Loin du carnaval queer, une jolie bluette brésilienne gay.
Allez hop, maintenant que la coupe du monde de foot est passée, on peut de nouveau regarder le Brésil dans ce qu’il a de plus interessant : son cinéma. Le premier long métrage de Daniel Ribeiro tacle pas mal de clichés autour de son regard sur un adolescent homo.
A priori, Léo est un ado comme les autres : il a envie d’indépendance, envoie souvent chier ses parents, commence à être tirlipoté par ses hormones. Léo est encombré par un obstacle supplémentaire dans cet âge de transition : il est aveugle.
Il a bien une copine, Giovana, mais leur relation est des plus platoniques. Surtout quand débarque, Gabriel, un nouvel élève dans leur classe. Il est très beau. Giovana le sait, Léo le sent.
Comme dirait le poète, l’amour est aveugle. Au premier regard prend l’adage au pied de la lettre avec cette romance à trois toute en douceur. Ribeiro s’essaie même à la pudeur. On est très très loin d’un univers trash à la Larry Clark, Au premier regard préfère y aller mollo, organiser un jeu de chat et de la souris entre Léo, Giovana et Gabriel. Ici on est dans l’évanescence, de la pure et jolie fleur bleue.
Naïf ? Peut-être, mais pas mièvre ni couillon. Bien que discret, Au premier regard distille son propos avec une certaine intelligence. Par exemple en faisant coller sa mise en scène au propos. Léo ne voit rien ? Ribeiro met à sa place en se passant de l’usuel champ/contrechamp. Simple mais suffisant pour savoir ce que c’est de ne pas savoir si quelqu’un vous regarde, d’avoir l’impression de peut-être parler dans le vide.
De la même manière, les approches physiques maladroites, hasardeuses des ados au moment des premiers flirts sont subtilement approchés quand Léo dépend dans son quotidien du contact avec les autres. Mine de rien, Au premier regard glisse lentement, sans même qu’on s’en aperçoive vers une forme d’érotisme : la manière dont Giovana ou Gabriel prennent le bras de Léo pour le guider devient subrepticement plus sensuelle, plus appuyée.

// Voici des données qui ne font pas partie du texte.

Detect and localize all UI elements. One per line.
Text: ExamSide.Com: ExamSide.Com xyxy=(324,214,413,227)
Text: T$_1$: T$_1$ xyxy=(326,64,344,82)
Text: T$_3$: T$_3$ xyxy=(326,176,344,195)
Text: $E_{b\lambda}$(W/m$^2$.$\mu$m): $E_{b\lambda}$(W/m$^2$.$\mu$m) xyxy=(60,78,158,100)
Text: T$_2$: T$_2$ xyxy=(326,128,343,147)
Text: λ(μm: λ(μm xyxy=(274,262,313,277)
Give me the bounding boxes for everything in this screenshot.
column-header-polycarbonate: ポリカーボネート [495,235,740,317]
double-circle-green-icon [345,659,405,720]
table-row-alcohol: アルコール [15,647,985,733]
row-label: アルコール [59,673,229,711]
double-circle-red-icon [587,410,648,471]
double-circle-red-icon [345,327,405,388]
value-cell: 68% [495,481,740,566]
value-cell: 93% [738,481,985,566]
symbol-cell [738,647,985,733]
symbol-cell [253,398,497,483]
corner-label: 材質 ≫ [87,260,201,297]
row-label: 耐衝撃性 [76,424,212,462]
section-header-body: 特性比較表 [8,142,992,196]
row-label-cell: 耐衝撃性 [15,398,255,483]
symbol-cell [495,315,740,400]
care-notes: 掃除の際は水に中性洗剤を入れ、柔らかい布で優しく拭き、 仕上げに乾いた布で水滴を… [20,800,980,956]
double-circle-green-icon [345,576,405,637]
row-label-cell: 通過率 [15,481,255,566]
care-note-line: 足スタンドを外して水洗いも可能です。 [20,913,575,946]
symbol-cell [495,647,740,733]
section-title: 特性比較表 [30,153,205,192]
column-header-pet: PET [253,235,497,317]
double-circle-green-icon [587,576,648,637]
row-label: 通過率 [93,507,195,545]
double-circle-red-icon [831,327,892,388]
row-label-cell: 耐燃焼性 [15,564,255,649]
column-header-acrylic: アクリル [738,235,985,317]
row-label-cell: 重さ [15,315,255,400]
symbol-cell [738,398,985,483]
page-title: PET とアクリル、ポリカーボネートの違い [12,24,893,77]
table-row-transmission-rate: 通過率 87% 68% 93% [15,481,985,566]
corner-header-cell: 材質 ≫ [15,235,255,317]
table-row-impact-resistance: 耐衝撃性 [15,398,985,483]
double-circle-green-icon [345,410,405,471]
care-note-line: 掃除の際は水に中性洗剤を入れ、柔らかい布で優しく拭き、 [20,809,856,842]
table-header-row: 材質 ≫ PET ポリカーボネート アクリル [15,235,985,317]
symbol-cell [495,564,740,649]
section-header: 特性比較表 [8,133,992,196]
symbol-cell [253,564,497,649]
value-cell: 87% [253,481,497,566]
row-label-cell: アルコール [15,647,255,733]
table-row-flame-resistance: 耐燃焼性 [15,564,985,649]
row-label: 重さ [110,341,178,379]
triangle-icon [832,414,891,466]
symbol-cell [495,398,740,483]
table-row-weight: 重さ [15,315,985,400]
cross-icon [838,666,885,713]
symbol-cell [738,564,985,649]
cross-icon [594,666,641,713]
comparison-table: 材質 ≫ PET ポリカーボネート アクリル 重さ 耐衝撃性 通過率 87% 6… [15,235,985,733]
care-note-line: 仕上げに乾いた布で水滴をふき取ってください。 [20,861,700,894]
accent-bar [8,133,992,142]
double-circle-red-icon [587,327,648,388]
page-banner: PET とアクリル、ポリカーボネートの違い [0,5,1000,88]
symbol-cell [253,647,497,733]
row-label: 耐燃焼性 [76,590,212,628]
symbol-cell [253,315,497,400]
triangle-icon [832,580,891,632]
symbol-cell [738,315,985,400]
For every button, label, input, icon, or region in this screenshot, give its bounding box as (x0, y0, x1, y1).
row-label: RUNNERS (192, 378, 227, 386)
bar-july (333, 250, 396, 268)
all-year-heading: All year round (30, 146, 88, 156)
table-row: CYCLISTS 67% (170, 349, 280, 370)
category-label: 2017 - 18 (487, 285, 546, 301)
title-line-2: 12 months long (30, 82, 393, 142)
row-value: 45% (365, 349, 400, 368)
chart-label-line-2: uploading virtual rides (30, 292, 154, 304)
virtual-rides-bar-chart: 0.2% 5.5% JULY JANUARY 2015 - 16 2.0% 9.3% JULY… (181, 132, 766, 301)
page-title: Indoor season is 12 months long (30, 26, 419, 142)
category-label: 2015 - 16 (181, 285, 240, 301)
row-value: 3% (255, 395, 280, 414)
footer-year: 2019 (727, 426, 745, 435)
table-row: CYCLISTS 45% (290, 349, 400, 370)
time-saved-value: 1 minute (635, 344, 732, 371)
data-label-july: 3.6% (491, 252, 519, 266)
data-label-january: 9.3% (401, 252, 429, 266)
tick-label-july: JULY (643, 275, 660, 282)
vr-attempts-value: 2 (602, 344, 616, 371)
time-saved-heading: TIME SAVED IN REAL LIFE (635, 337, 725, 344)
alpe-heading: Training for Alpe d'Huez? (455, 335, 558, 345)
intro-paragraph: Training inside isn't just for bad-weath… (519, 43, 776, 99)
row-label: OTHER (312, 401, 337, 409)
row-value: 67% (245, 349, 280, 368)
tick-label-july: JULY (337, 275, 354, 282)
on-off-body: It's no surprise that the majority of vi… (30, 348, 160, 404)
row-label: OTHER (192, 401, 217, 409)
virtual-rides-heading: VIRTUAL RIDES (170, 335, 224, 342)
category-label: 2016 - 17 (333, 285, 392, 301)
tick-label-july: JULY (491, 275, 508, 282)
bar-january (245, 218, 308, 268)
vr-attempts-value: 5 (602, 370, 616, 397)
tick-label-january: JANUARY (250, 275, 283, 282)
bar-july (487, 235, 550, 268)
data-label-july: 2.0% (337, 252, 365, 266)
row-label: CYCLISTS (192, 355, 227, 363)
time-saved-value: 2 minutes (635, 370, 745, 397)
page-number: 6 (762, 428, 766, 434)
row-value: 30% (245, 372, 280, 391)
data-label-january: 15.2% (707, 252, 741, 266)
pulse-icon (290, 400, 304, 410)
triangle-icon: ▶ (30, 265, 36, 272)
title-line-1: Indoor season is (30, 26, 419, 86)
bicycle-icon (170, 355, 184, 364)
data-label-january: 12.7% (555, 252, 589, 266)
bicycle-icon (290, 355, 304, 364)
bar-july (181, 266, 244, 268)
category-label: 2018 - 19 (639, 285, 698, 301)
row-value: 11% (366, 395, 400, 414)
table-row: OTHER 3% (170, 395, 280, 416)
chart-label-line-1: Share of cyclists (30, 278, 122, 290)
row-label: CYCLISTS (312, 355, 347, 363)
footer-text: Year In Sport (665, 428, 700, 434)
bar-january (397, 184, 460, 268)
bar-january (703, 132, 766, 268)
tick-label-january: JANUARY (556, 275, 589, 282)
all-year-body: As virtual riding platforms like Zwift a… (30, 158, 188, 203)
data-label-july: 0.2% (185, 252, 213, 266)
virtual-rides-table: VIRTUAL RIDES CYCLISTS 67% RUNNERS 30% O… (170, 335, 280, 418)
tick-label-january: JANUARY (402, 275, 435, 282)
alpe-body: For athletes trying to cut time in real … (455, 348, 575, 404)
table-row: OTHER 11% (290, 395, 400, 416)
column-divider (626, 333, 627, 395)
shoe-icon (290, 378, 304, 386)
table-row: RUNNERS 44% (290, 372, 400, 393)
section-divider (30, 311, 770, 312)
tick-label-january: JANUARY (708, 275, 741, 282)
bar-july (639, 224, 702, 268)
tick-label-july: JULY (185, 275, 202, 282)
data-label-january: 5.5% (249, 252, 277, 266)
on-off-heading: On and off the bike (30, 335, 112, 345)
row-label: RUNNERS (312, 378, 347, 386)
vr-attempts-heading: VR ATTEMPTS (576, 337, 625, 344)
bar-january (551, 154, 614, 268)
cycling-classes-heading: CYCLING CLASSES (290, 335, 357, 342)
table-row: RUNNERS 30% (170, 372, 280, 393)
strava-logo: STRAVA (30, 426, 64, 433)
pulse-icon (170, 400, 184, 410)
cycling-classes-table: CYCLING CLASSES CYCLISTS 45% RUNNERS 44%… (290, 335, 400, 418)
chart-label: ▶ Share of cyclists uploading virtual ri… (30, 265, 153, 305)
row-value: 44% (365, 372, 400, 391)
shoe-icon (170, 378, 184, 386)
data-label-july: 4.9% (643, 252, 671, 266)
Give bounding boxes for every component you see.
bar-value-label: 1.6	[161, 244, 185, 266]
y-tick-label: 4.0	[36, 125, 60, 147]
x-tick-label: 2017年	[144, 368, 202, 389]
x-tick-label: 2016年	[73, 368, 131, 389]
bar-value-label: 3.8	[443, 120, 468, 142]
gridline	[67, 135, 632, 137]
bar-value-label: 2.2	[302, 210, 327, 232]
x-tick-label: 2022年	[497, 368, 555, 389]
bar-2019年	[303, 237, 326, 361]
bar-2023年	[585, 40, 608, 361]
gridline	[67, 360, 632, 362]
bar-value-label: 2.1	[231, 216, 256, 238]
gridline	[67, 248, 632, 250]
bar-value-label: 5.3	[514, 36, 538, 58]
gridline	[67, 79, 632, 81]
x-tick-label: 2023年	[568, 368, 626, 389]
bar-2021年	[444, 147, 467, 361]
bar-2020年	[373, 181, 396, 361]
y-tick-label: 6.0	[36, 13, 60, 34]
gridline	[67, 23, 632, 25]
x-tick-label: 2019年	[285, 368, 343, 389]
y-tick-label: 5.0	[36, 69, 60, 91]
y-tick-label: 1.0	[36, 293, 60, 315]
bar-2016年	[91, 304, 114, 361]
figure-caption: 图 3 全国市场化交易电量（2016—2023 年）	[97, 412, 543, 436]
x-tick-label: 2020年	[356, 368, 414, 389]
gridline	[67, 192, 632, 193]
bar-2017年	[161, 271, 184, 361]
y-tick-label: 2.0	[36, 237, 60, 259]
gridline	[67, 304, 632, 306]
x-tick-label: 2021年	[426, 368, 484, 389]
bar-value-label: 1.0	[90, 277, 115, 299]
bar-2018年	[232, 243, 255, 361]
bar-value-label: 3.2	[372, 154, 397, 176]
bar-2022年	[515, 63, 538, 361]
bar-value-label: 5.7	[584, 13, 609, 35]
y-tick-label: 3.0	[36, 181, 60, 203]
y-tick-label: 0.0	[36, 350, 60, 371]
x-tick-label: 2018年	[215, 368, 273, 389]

Ribeiro amène tout aussi délicatement l’homosexualité dans le champ. Il n’a même pas besoin de passer par l’artifice d’un coming-out. Au premier regard réfute le misérabilisme, assume clairement son orientation sexuelle. Jusque dans la manière ou Léo est filmé à poil sous sa douche, c’est fluide et naturel.
Pas de discours à la Doc et Difool ni de jugement; l’intelligence d’Au premier regard est de ne pas se placer du côté de la stigmatisation. Si Léo est un garçon à part, c’est à cause de son handicap, pas de sa sexualité.
Cette sobriété de ton s’est construite patiemment (voir ci-dessous le court métrage esquisse de ce long, déjà avec les mêmes comédiens) rend cette plongée dans les années acné particulièrement attachante, surtout quand ce film prend le parti pris de la bienveillance, pas de drame existentiel ni de crise d’identité. Cette douceur générale faisant étonnamment passer la pilule d’un plaidoyer pour être reconnu comme une personne normale, qu’on soit handicapé ou gay. Si Au premier regard est un film lumineux, c’est aussi par son envie d’être positif envers et contre tout.